China is playing this much more patiently. Beijing does not have to say openly that Putin is weaker. It is enough not to give Moscow what it really wants: full political backing, breakthrough economic agreements, visible military protection or direct involvement in the confrontation with the West on Russia’s side. China supports Russia where it is profitable, but it will not pay the price for Russia’s war against Ukraine.

This matters for Europe. Russia’s growing dependence on China does not mean that Russia is less dangerous. It means that Russian policy will increasingly be shaped by the broader China-US rivalry. For Poland, Ukraine and the Baltic states, the key lesson is that Russia may be economically weaker, but it remains militarily aggressive and politically ready to destabilise Europe.

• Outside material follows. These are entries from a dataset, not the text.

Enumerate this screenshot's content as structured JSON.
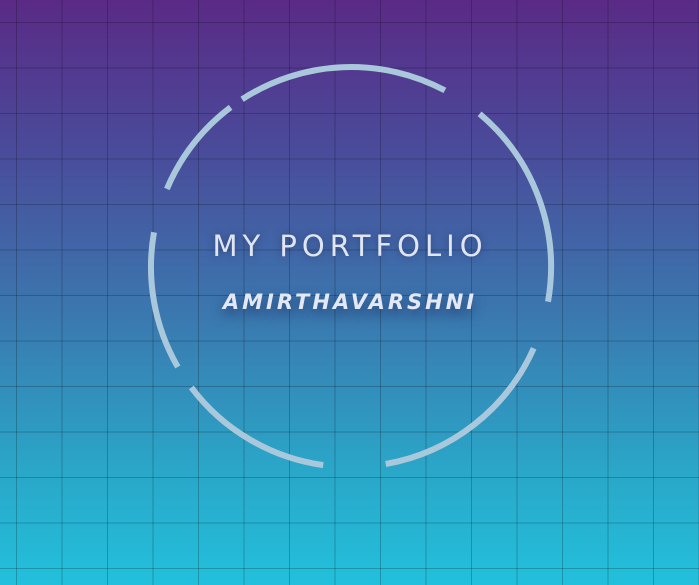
{
  "hero": {
    "title": "MY PORTFOLIO",
    "name": "AMIRTHAVARSHNI"
  },
  "colors": {
    "gradient_top": "#5a2a86",
    "gradient_bottom": "#22c0dc",
    "ring": "#a9c8dc",
    "text": "#dfe6f2"
  }
}
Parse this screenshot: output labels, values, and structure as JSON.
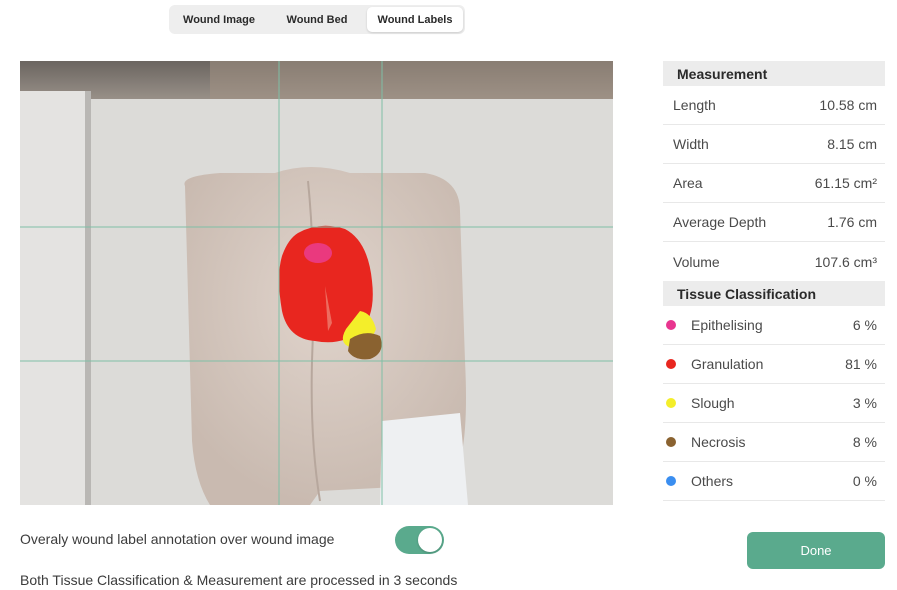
{
  "tabs": [
    {
      "label": "Wound Image",
      "active": false
    },
    {
      "label": "Wound Bed",
      "active": false
    },
    {
      "label": "Wound Labels",
      "active": true
    }
  ],
  "measurement": {
    "header": "Measurement",
    "rows": [
      {
        "label": "Length",
        "value": "10.58 cm"
      },
      {
        "label": "Width",
        "value": "8.15 cm"
      },
      {
        "label": "Area",
        "value": "61.15 cm²"
      },
      {
        "label": "Average Depth",
        "value": "1.76 cm"
      },
      {
        "label": "Volume",
        "value": "107.6 cm³"
      }
    ]
  },
  "tissue": {
    "header": "Tissue Classification",
    "rows": [
      {
        "label": "Epithelising",
        "value": "6 %",
        "color": "#e8358f"
      },
      {
        "label": "Granulation",
        "value": "81 %",
        "color": "#e8261f"
      },
      {
        "label": "Slough",
        "value": "3 %",
        "color": "#f4ee2a"
      },
      {
        "label": "Necrosis",
        "value": "8 %",
        "color": "#8a6230"
      },
      {
        "label": "Others",
        "value": "0 %",
        "color": "#3a8ef0"
      }
    ]
  },
  "overlay": {
    "label": "Overaly wound label annotation over wound image",
    "enabled": true
  },
  "status_text": "Both Tissue Classification & Measurement are processed in 3 seconds",
  "done_label": "Done",
  "colors": {
    "accent": "#5aaa8d"
  }
}
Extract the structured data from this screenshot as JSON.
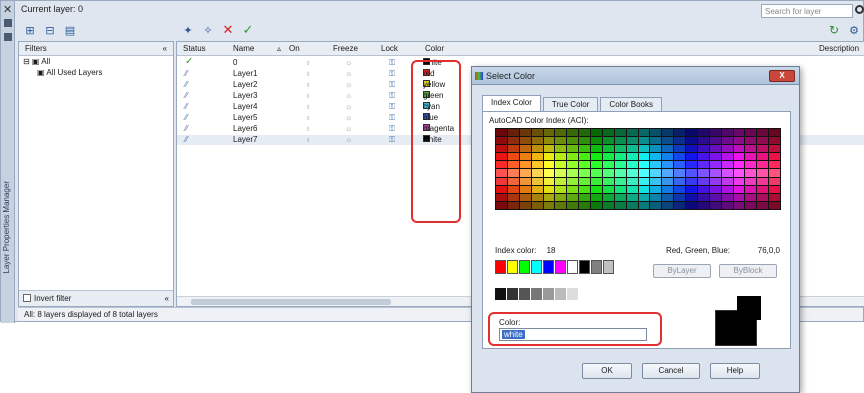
{
  "palette_title": "Layer Properties Manager",
  "current_layer": "Current layer: 0",
  "search_placeholder": "Search for layer",
  "tree": {
    "header": "Filters",
    "items": [
      "All",
      "All Used Layers"
    ],
    "invert_label": "Invert filter"
  },
  "columns": [
    "Status",
    "Name",
    "On",
    "Freeze",
    "Lock",
    "Color",
    "Description"
  ],
  "layers": [
    {
      "name": "0",
      "status": "current",
      "color_name": "white",
      "color_hex": "#000000"
    },
    {
      "name": "Layer1",
      "status": "layer",
      "color_name": "red",
      "color_hex": "#e02020"
    },
    {
      "name": "Layer2",
      "status": "layer",
      "color_name": "yellow",
      "color_hex": "#d8d020"
    },
    {
      "name": "Layer3",
      "status": "layer",
      "color_name": "green",
      "color_hex": "#50a030"
    },
    {
      "name": "Layer4",
      "status": "layer",
      "color_name": "cyan",
      "color_hex": "#40b0c8"
    },
    {
      "name": "Layer5",
      "status": "layer",
      "color_name": "blue",
      "color_hex": "#3050c0"
    },
    {
      "name": "Layer6",
      "status": "layer",
      "color_name": "magenta",
      "color_hex": "#a040a0"
    },
    {
      "name": "Layer7",
      "status": "layer",
      "color_name": "white",
      "color_hex": "#000000"
    }
  ],
  "statusbar": "All: 8 layers displayed of 8 total layers",
  "dialog": {
    "title": "Select Color",
    "tabs": [
      "Index Color",
      "True Color",
      "Color Books"
    ],
    "aci_label": "AutoCAD Color Index (ACI):",
    "index_label": "Index color:",
    "index_value": "18",
    "rgb_label": "Red, Green, Blue:",
    "rgb_value": "76,0,0",
    "bylayer": "ByLayer",
    "byblock": "ByBlock",
    "color_label": "Color:",
    "color_value": "white",
    "ok": "OK",
    "cancel": "Cancel",
    "help": "Help",
    "close": "X"
  },
  "colors": {
    "highlight": "#e03030"
  }
}
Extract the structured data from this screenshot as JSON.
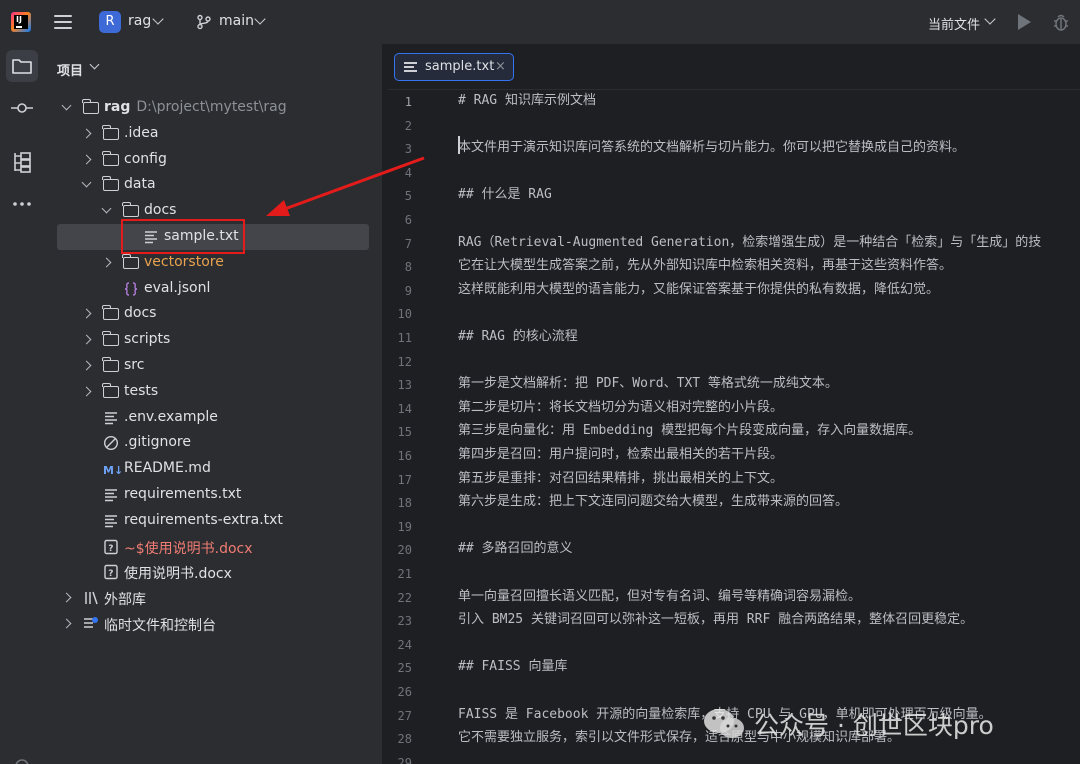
{
  "titlebar": {
    "project_badge": "R",
    "project_name": "rag",
    "branch": "main",
    "run_config": "当前文件"
  },
  "project_panel": {
    "title": "项目",
    "tree": [
      {
        "label": "rag",
        "path": "D:\\project\\mytest\\rag",
        "depth": 0,
        "expand": "open",
        "icon": "folder-icon",
        "style": "bold"
      },
      {
        "label": ".idea",
        "depth": 1,
        "expand": "closed",
        "icon": "folder-icon"
      },
      {
        "label": "config",
        "depth": 1,
        "expand": "closed",
        "icon": "folder-icon"
      },
      {
        "label": "data",
        "depth": 1,
        "expand": "open",
        "icon": "folder-icon"
      },
      {
        "label": "docs",
        "depth": 2,
        "expand": "open",
        "icon": "folder-icon"
      },
      {
        "label": "sample.txt",
        "depth": 3,
        "expand": "none",
        "icon": "text-file-icon",
        "selected": true
      },
      {
        "label": "vectorstore",
        "depth": 2,
        "expand": "closed",
        "icon": "folder-icon",
        "style": "orange"
      },
      {
        "label": "eval.jsonl",
        "depth": 2,
        "expand": "none",
        "icon": "json-file-icon"
      },
      {
        "label": "docs",
        "depth": 1,
        "expand": "closed",
        "icon": "folder-icon"
      },
      {
        "label": "scripts",
        "depth": 1,
        "expand": "closed",
        "icon": "folder-icon"
      },
      {
        "label": "src",
        "depth": 1,
        "expand": "closed",
        "icon": "folder-icon"
      },
      {
        "label": "tests",
        "depth": 1,
        "expand": "closed",
        "icon": "folder-icon"
      },
      {
        "label": ".env.example",
        "depth": 1,
        "expand": "none",
        "icon": "text-file-icon"
      },
      {
        "label": ".gitignore",
        "depth": 1,
        "expand": "none",
        "icon": "gitignore-icon"
      },
      {
        "label": "README.md",
        "depth": 1,
        "expand": "none",
        "icon": "markdown-icon"
      },
      {
        "label": "requirements.txt",
        "depth": 1,
        "expand": "none",
        "icon": "text-file-icon"
      },
      {
        "label": "requirements-extra.txt",
        "depth": 1,
        "expand": "none",
        "icon": "text-file-icon"
      },
      {
        "label": "~$使用说明书.docx",
        "depth": 1,
        "expand": "none",
        "icon": "unknown-file-icon",
        "style": "red"
      },
      {
        "label": "使用说明书.docx",
        "depth": 1,
        "expand": "none",
        "icon": "unknown-file-icon"
      },
      {
        "label": "外部库",
        "depth": 0,
        "expand": "closed",
        "icon": "library-icon"
      },
      {
        "label": "临时文件和控制台",
        "depth": 0,
        "expand": "closed",
        "icon": "scratches-icon"
      }
    ]
  },
  "editor": {
    "tab_label": "sample.txt",
    "tab_close": "×",
    "current_line": 1,
    "lines": [
      "# RAG 知识库示例文档",
      "",
      "本文件用于演示知识库问答系统的文档解析与切片能力。你可以把它替换成自己的资料。",
      "",
      "## 什么是 RAG",
      "",
      "RAG（Retrieval-Augmented Generation，检索增强生成）是一种结合「检索」与「生成」的技",
      "它在让大模型生成答案之前，先从外部知识库中检索相关资料，再基于这些资料作答。",
      "这样既能利用大模型的语言能力，又能保证答案基于你提供的私有数据，降低幻觉。",
      "",
      "## RAG 的核心流程",
      "",
      "第一步是文档解析：把 PDF、Word、TXT 等格式统一成纯文本。",
      "第二步是切片：将长文档切分为语义相对完整的小片段。",
      "第三步是向量化：用 Embedding 模型把每个片段变成向量，存入向量数据库。",
      "第四步是召回：用户提问时，检索出最相关的若干片段。",
      "第五步是重排：对召回结果精排，挑出最相关的上下文。",
      "第六步是生成：把上下文连同问题交给大模型，生成带来源的回答。",
      "",
      "## 多路召回的意义",
      "",
      "单一向量召回擅长语义匹配，但对专有名词、编号等精确词容易漏检。",
      "引入 BM25 关键词召回可以弥补这一短板，再用 RRF 融合两路结果，整体召回更稳定。",
      "",
      "## FAISS 向量库",
      "",
      "FAISS 是 Facebook 开源的向量检索库，支持 CPU 与 GPU，单机即可处理百万级向量。",
      "它不需要独立服务，索引以文件形式保存，适合原型与中小规模知识库部署。",
      ""
    ]
  },
  "watermark": {
    "text": "公众号 · 创世区块pro"
  },
  "colors": {
    "accent": "#3574f0",
    "annotation": "#e31b1b",
    "panel_bg": "#2b2d30",
    "editor_bg": "#1e1f22"
  }
}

That is why Tyshkevych’s text is important not only because it describes Putin’s diplomatic weakness in China, but because it shows the mechanism of that weakness. There was no public humiliation, no sharp communiqué and no theatrical distance. There was something much more Chinese: a polite reception, many documents, little substance and a clear signal that Russia has far less room for manoeuvre than it wants to show its own society.

Of course, this assessment is based on the Ukrainian reading presented in the NV text. That matters. Russia and China will certainly present this visit differently and will emphasise continuity, partnership and anti-Western coordination. Ukraine also has its own view of relations with China. Kyiv understands that Beijing is important, but at the same time keeps its distance, because it knows that it will not receive much from China while Beijing continues to calculate its interests through the prism of Russia, the United States and its own global position.